Councilwoman Diana Brewer, the city council’s liaison to the Education Advisory Committee, said the panel met the day after the vote to start unpacking what happened. “The question was: what were people voting against?” Brewer said, noting that the reasons likely varied widely among voters. The upcoming forum is meant to move past that question and toward a longer-term conversation about what residents want from Fairhope’s schools.
Plans call for dividing forum participants into five groups: city residents with children, people who live outside the city limits but use its schools, retirees, community leaders and educators. Each group would be asked to articulate its own vision for local education, according to Brewer. Details, including the exact time and location, are expected to be finalized at the committee’s meeting on April 15 at the Fairhope Public Library board room, with a full briefing to follow at the city council’s April 27 work session.

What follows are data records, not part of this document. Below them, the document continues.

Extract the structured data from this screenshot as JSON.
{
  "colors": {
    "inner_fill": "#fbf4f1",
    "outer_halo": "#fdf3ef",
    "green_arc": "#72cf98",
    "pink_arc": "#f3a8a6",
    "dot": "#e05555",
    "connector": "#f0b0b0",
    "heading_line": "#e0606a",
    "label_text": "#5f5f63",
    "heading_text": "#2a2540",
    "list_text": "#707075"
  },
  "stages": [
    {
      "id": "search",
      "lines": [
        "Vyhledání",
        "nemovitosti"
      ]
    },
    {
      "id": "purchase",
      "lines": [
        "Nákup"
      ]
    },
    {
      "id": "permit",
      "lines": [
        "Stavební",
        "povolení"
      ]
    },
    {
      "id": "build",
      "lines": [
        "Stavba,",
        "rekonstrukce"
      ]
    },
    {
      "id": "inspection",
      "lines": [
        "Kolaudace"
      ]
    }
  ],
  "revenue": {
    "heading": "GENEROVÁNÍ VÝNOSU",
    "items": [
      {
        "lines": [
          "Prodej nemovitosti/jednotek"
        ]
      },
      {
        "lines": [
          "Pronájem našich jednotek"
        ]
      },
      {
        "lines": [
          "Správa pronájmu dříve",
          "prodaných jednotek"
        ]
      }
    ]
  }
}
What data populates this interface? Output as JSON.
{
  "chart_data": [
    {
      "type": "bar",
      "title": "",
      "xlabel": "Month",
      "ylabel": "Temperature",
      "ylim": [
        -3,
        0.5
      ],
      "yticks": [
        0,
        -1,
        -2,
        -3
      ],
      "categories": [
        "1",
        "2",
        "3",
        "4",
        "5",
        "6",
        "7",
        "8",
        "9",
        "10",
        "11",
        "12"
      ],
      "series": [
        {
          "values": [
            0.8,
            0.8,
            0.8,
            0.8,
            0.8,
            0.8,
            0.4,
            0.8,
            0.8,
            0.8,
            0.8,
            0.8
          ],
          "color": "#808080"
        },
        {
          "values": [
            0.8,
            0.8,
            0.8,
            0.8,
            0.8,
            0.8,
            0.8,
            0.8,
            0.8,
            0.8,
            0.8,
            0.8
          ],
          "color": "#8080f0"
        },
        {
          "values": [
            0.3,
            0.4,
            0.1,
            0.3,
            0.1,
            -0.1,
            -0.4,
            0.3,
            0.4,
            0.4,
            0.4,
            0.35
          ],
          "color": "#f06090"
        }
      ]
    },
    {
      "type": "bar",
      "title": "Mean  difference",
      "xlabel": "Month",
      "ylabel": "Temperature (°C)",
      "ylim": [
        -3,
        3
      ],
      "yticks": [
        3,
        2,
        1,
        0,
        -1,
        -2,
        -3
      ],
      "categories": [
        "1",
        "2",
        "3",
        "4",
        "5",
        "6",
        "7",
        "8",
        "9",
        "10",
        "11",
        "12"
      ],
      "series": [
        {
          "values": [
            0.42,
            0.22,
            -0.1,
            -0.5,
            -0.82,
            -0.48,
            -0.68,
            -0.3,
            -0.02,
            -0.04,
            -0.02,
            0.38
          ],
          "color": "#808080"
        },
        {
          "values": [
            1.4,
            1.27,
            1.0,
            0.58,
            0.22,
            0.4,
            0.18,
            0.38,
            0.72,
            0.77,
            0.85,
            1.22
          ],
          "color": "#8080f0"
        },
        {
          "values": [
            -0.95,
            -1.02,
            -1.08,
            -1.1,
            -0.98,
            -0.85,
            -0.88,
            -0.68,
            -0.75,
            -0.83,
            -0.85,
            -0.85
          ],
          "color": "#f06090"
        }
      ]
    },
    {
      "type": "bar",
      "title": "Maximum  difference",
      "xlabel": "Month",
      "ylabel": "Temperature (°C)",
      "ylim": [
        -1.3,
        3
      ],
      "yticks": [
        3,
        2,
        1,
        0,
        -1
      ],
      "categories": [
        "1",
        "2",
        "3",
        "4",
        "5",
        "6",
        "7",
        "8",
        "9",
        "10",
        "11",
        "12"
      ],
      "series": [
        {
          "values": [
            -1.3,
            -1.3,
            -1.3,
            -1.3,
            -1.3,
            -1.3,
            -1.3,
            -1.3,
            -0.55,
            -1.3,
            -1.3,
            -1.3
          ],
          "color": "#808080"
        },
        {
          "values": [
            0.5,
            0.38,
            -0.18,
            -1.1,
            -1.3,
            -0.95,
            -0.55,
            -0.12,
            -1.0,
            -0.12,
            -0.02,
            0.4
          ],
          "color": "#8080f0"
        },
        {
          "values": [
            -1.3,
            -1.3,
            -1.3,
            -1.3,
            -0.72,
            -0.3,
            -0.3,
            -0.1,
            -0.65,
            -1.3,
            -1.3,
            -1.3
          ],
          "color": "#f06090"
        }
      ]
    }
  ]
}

Organizers have discussed holding the forum at 6 p.m. on May 12 at the Fairhope United Methodist Church’s Christian Life Center on Morphy Avenue.
Local economist Semoon Chang, director of the Gulf Coast Center for Impact Studies, is expected to speak at the event about the economic stakes tied to public education funding in Baldwin County.
The forum builds on a track record of city investment in schools. Since 2012, when four new council members took office, Fairhope’s council has approved more than $1 million for the five-school feeder pattern that includes Fairhope High, Fairhope Middle, Fairhope Intermediate, Fairhope Elementary and J. Larry Newton Elementary. Just before the referendum, the council unanimously backed renewing 7 mills of existing property tax alongside the since-rejected 8-mill increase.
Mayor Tim Kant said he believes residents broadly value education but were unsettled by the specifics of the county school board’s capital plan, which included reopening a K-1 center downtown that had closed in 2011 and adding 20 classrooms to Fairhope High. “I think some of the choices they had were confusing,” Kant said, adding that officials now have to work with the outcome voters delivered. Turnout for the March 31 referendum was about 38 percent of registered voters, with just over 4,000 of roughly 10,500 eligible voters casting ballots at the Fairhope Civic Center.